What exactly will it take, NFL?
It wasn’t state mandates that have severely limited attendance in some stadiums and meant no attendance at all in others.
Will it take the current face of your league, the reigning Super Bowl MVP, the Muppet-voiced comeback kid who so far has seemed incapable of being taken down — certainly not by opposing defenses — to find out he’s COVID-positive before you act? Before you go through with some form of a season-altering measure in the name of safety?
Patrick Mahomes has already used his juice once this year in high-profile fashion. In early June, he agreed to be part of a video with other prominent Black players when they asked what it would take before the NFL and commissioner Roger Goodell finally stood up and acknowledged that Black lives matter.
Goodell answered them in a video, saying in part, “We, the National Football League, condemn … the systematic oppression of black people.” It’s widely believed that Mahomes’ participation in the video is what pushed Goodell to respond.
Will it take Mahomes’ involvement again, though this time in a potentially life-altering situation, before the NFL does something?
On Wednesday, New England Patriots cornerback Stephon Gilmore, the 2019 NFL Defensive Player of the Year, revealed he tested positive for COVID-19. Less than 48 hours earlier, Gilmore’s Patriots played Mahomes’ Kansas City Chiefs, and the two met at midfield after the game to embrace.
The truth is, it’s questionable whether the Patriots-Chiefs game should have even been played. The league has lulled itself into a false sense of security with testing, and the notion that a negative test the day before a game means a player is fine. According to the CDC, the incubation period for COVID-19 is between two and 14 days.
On Saturday, New England quarterback Cam Newton was placed on the COVID reserve list. Days earlier, Patriots coach Bill Belichick said no one is around the team facility more than Newton, and that he spends time talking and making connections with teammates in every position group and others around the team.
When no one else on the team tested positive on Sunday or Monday morning, the NFL allowed Patriots-Chiefs to go forward, with New England flying to Missouri for the postponed contest. They did take two planes there and back, with one plane for those who had been close to Newton in recent days and the other for those that hadn’t.

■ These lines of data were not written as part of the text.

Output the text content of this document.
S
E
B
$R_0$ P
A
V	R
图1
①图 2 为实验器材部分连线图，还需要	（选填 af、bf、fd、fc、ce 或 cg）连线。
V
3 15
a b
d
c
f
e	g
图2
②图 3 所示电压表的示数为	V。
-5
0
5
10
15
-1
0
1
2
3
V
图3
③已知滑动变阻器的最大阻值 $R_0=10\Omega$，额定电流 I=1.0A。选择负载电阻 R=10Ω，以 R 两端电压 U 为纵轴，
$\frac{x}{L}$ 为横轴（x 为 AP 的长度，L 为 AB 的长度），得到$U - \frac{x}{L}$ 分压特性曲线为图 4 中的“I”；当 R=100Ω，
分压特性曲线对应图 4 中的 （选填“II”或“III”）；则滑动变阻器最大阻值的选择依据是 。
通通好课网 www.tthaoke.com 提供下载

It doesn’t take a PhD to connect the dots on this.
But once again, a marquee matchup and the almighty dollar took precedent over common sense and erring on the side of caution for the health and safety of all involved and their families.

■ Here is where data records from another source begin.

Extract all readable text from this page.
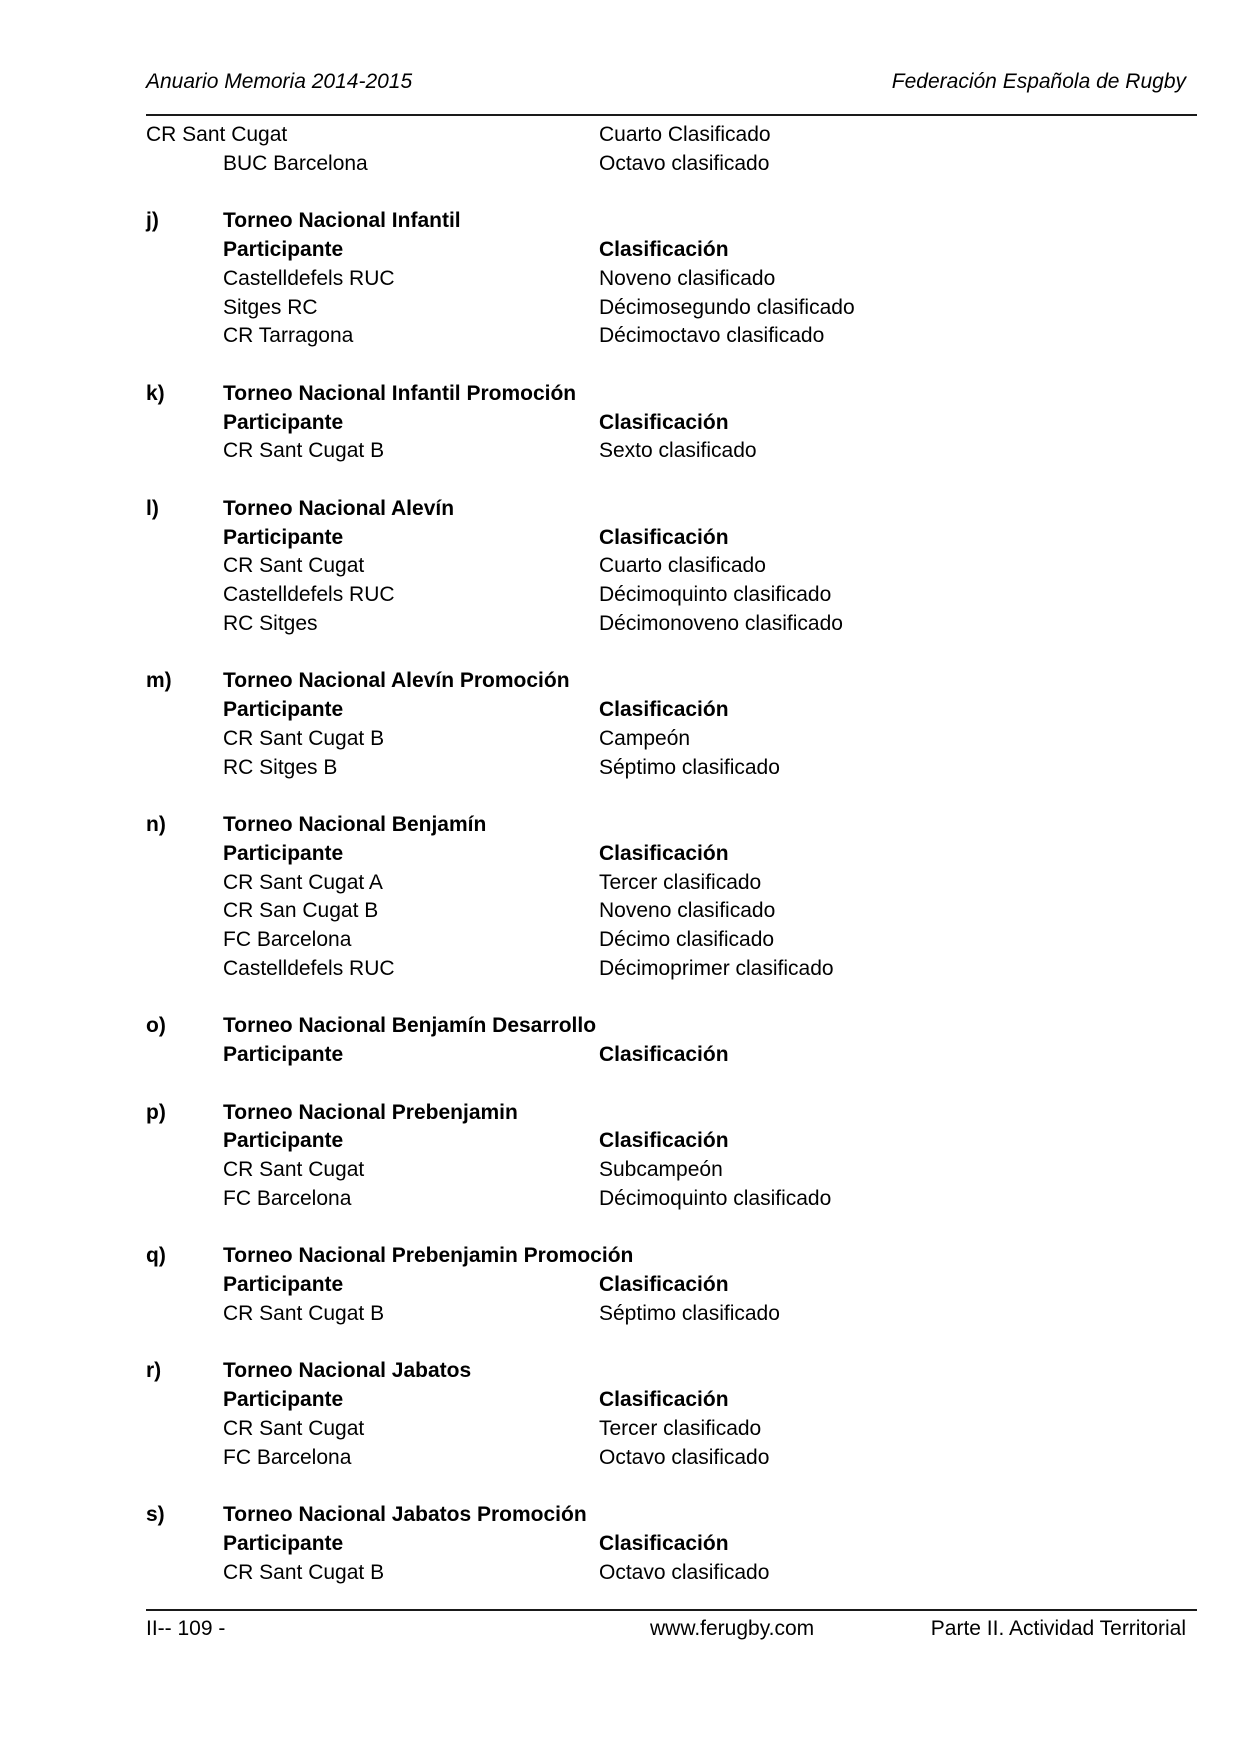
Anuario Memoria 2014-2015	Federación Española de Rugby
CR Sant Cugat	Cuarto Clasificado
BUC Barcelona	Octavo clasificado
j)	Torneo Nacional Infantil
Participante	Clasificación
Castelldefels RUC	Noveno clasificado
Sitges RC	Décimosegundo clasificado
CR Tarragona	Décimoctavo clasificado
k)	Torneo Nacional Infantil Promoción
Participante	Clasificación
CR Sant Cugat B	Sexto clasificado
l)	Torneo Nacional Alevín
Participante	Clasificación
CR Sant Cugat	Cuarto clasificado
Castelldefels RUC	Décimoquinto clasificado
RC Sitges	Décimonoveno clasificado
m) Torneo Nacional Alevín Promoción
Participante	Clasificación
CR Sant Cugat B	Campeón
RC Sitges B	Séptimo clasificado
n)	Torneo Nacional Benjamín
Participante	Clasificación
CR Sant Cugat A	Tercer clasificado
CR San Cugat B	Noveno clasificado
FC Barcelona	Décimo clasificado
Castelldefels RUC	Décimoprimer clasificado
o)	Torneo Nacional Benjamín Desarrollo
Participante	Clasificación
p)	Torneo Nacional Prebenjamin
Participante	Clasificación
CR Sant Cugat	Subcampeón
FC Barcelona	Décimoquinto clasificado
q)	Torneo Nacional Prebenjamin Promoción
Participante	Clasificación
CR Sant Cugat B	Séptimo clasificado
r)	Torneo Nacional Jabatos
Participante	Clasificación
CR Sant Cugat	Tercer clasificado
FC Barcelona	Octavo clasificado
s)	Torneo Nacional Jabatos Promoción
Participante	Clasificación
CR Sant Cugat B	Octavo clasificado
II-- 109 -	www.ferugby.com	Parte II. Actividad Territorial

That includes Mahomes, whose fiancée is pregnant with their first child. Wednesday afternoon Mahomes told media it was a “little bit of a mental lapse” to embrace Gilmore postgame, and that he’s been sleeping in a different room from his fiancée as a precaution since Kansas City backup quarterback Jordan Ta’amu was found to be covid-positive.

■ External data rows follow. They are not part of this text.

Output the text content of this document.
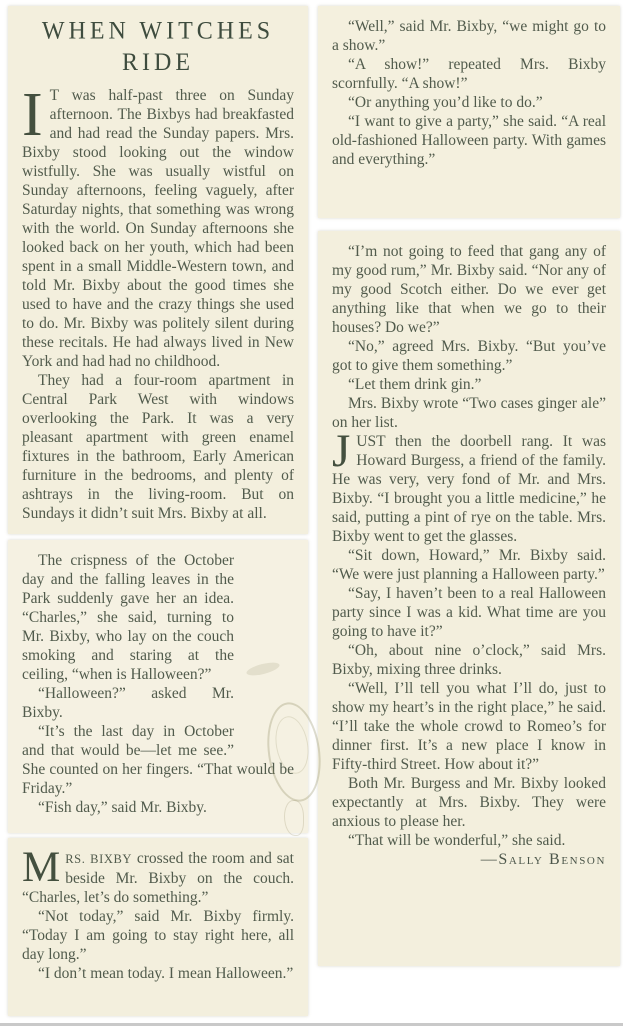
WHEN WITCHES RIDE

I T was half-past three on Sunday afternoon. The Bixbys had breakfasted and had read the Sunday papers. Mrs. Bixby stood looking out the window wistfully. She was usually wistful on Sunday afternoons, feeling vaguely, after Saturday nights, that something was wrong with the world. On Sunday afternoons she looked back on her youth, which had been spent in a small Middle-Western town, and told Mr. Bixby about the good times she used to have and the crazy things she used to do. Mr. Bixby was politely silent during these recitals. He had always lived in New York and had had no childhood.

They had a four-room apartment in Central Park West with windows overlooking the Park. It was a very pleasant apartment with green enamel fixtures in the bathroom, Early American furniture in the bedrooms, and plenty of ashtrays in the living-room. But on Sundays it didn’t suit Mrs. Bixby at all.

The crispness of the October day and the falling leaves in the Park suddenly gave her an idea. “Charles,” she said, turning to Mr. Bixby, who lay on the couch smoking and staring at the ceiling, “when is Halloween?”

“Halloween?” asked Mr. Bixby.

“It’s the last day in October and that would be—let me see.” She counted on her fingers. “That would be Friday.”

“Fish day,” said Mr. Bixby.

MRS. BIXBY crossed the room and sat beside Mr. Bixby on the couch. “Charles, let’s do something.”

“Not today,” said Mr. Bixby firmly. “Today I am going to stay right here, all day long.”

“I don’t mean today. I mean Halloween.”

“Well,” said Mr. Bixby, “we might go to a show.”

“A show!” repeated Mrs. Bixby scornfully. “A show!”

“Or anything you’d like to do.”

“I want to give a party,” she said. “A real old-fashioned Halloween party. With games and everything.”

“I’m not going to feed that gang any of my good rum,” Mr. Bixby said. “Nor any of my good Scotch either. Do we ever get anything like that when we go to their houses? Do we?”

“No,” agreed Mrs. Bixby. “But you’ve got to give them something.”

“Let them drink gin.”

Mrs. Bixby wrote “Two cases ginger ale” on her list.

JUST then the doorbell rang. It was Howard Burgess, a friend of the family. He was very, very fond of Mr. and Mrs. Bixby. “I brought you a little medicine,” he said, putting a pint of rye on the table. Mrs. Bixby went to get the glasses.

“Sit down, Howard,” Mr. Bixby said. “We were just planning a Halloween party.”

“Say, I haven’t been to a real Halloween party since I was a kid. What time are you going to have it?”

“Oh, about nine o’clock,” said Mrs. Bixby, mixing three drinks.

“Well, I’ll tell you what I’ll do, just to show my heart’s in the right place,” he said. “I’ll take the whole crowd to Romeo’s for dinner first. It’s a new place I know in Fifty-third Street. How about it?”

Both Mr. Burgess and Mr. Bixby looked expectantly at Mrs. Bixby. They were anxious to please her.

“That will be wonderful,” she said.

—Sally Benson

Could Mahomes contract the coronavirus from a hug? Experts believe it’s highly unlikely.
But again: Until the pandemic is well under control, why take that risk? Why put not just the health of the darling of the league in jeopardy, but any player? Any coach? Any staff or family member?
Months ago, when the NCAA canceled March Madness and the 2020 Summer Olympics were put on hold and the NHL and NBA seasons were stopped, there were thoughts that the NFL had an advantage because the season wouldn’t be played for another few months, and therefore the league had time to plan.
That plan, it’s clear, was not good enough. As of this writing, there are four teams, the Patriots, Tennessee Titans and Las Vegas Raiders, with at least one positive player, and the Titans are just a hotspot unto themselves.
Going forward with a full-contact sport during a raging pandemic always seemed like an incredibly stupid idea to this writer, no matter how much any of us love the game or how empty your fall weekends might feel without them.
At this point, however, if the NFL insists on pushing forward (and we have no doubt it does), the only answer seems to be going into a bubble. That may mean pausing the games for a couple of weeks to get all of the logistics in place. It may mean millions in expenses team owners haven’t budgeted for.
But trust us, you’ll get it back. That’s why you wanted the season anyway: money. Your broadcast partners won’t care if every game is played at the same one or two stadiums, they just want the product and the ad revenue. You shouldn’t care because there’s no “home field advantage” in empty stadiums.
This is the challenge you face. The current Defensive Player of the Year has COVID. His teammate, a former MVP, might as well. How many more positive tests will it take?